= Gregg Wager =

American composer

Gregg Wager (born September 16, 1958 in Adrian, Michigan) is an American composer, pianist, and music critic. He studied composition at the University of Southern California and the California Institute of the Arts. His teachers included Morton Subotnick and Morten Lauridsen. His piano teachers included Yuriy Oliynyk, Doris Stevenson, and Chester Swiatkowski. In 1996, he earned a Ph.D. in musicology at the Free University Berlin.

As a critic, he specializes in contemporary classical music and postmodern music. From 1985 to 1991, he contributed regularly to the Los Angeles Times. In a 2001 article for the New York Times, "Going the Way of the Victrola," Wager advocated for the P2P community and the fall of the importance of the recording studio.

Wager's musical influences vary from traditional forms of American and classical music to minimalism, jazz, rock music, and even serialism. He especially is influenced by Karlheinz Stockhausen and the relationships between pitch and tempo, timbre and rhythm.

After serving as an adjunct professor at Purchase College and for a year as a guest lecturer at the Korea National University of Arts, in 2008 he enrolled in law school after not finding more permanent teaching positions. He earned a JD at McGeorge School of Law in 2014.

== Books ==

- Symbolism as a Compositional Method in the Works of Karlheinz Stockhausen (1998). ISBN 0-9665850-0-3

== Publications (selective list) ==
- "Symbolische Aspekte der Formel-Komposition." Neue Zeitschrift für Musik. No. 4, Jul./Aug. 2003: 42-4.
- "Going the Way of the Victrola." New York Times. Vol. 150, No. 51,661, 11 Feb. 2001: Sec. 2, 32+.
- "Tracing the Origins of Alabama Song: A look at the meaning of a song by Bertolt Brecht and Kurt Weill as interpreted by The Doors." Doors Collectors Magazine. Ed. Kerry Humphreys. Apr.-Oct. 1996: 15-20.
- "A Composer's 'Aura': The Musical Language of York Höller." Chicago Symphonic Times. Ed. John Henken. Fall 1995: 4-7.
- "Improvisational Tribute to Longo Works." Los Angeles Times. 8 Nov. 1989: F8.
- "A 'White Rose' Blooms From Troubled Earth." Los Angeles Times. 6 Nov. 1988, Sunday Calendar: 60+.
- "Post-Modern Music: 'Condominium of Babel.' " Los Angeles Times. 13 Feb. 1988, part VI: 5+.
- "Land Grab." L. A. Weekly. 11–17 July 1986: 16.
- "New Music America '85 Comes to L.A." Los Angeles Times. 27 Oct. 1985, Sunday Calendar: 50+.

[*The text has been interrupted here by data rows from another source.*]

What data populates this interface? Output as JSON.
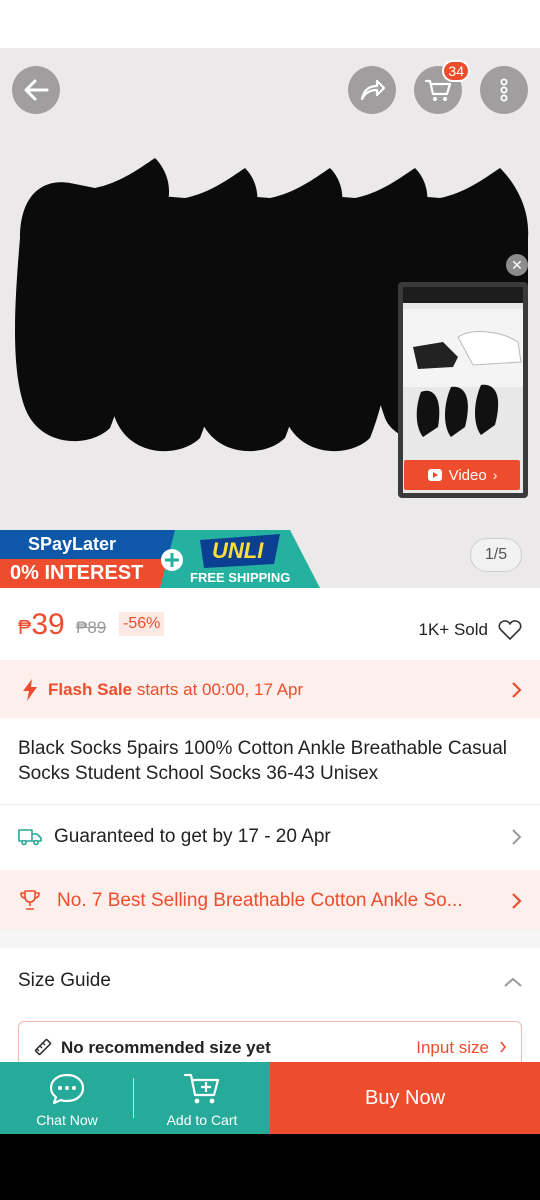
{
  "hero": {
    "cart_count": "34",
    "pip_video_label": "Video",
    "image_counter": "1/5",
    "promo": {
      "spaylater": "SPayLater",
      "interest": "0% INTEREST",
      "unli": "UNLI",
      "free_shipping": "FREE SHIPPING"
    }
  },
  "price": {
    "currency": "₱",
    "current": "39",
    "original": "₱89",
    "discount": "-56%",
    "sold": "1K+ Sold"
  },
  "flash_sale": {
    "label": "Flash Sale",
    "detail": " starts at 00:00, 17 Apr"
  },
  "product": {
    "title": "Black Socks 5pairs 100% Cotton Ankle Breathable Casual Socks Student School Socks 36-43 Unisex"
  },
  "shipping": {
    "text": "Guaranteed to get by 17 - 20 Apr"
  },
  "best_selling": {
    "text": "No. 7 Best Selling Breathable Cotton Ankle So..."
  },
  "size_guide": {
    "title": "Size Guide",
    "recommendation": "No recommended size yet",
    "input_link": "Input size"
  },
  "bottom_bar": {
    "chat_label": "Chat Now",
    "cart_label": "Add to Cart",
    "buy_label": "Buy Now"
  },
  "colors": {
    "accent": "#ee4d2d",
    "teal": "#26aa99"
  }
}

== Musical Compositions (selective list) ==

- Piano Sonata #2 (2004-5)
- Astralis for guitar and orchestra (1992–99)
- String Quartet #2 (1993)
- In Space and Time for 27 players (1984–87)
- Adjacent Lines and Equal Parts for solo piano (1985)
- Image and Process for chamber orchestra (1982)
- Piano Sonata #1 (1981)
- String Quartet #1 (1979)
- 24 Two-Part Inventions (1977)

== Discography ==

- Adjacent Lines and Equal Parts, Menschenfreund Records. MF001 (1985).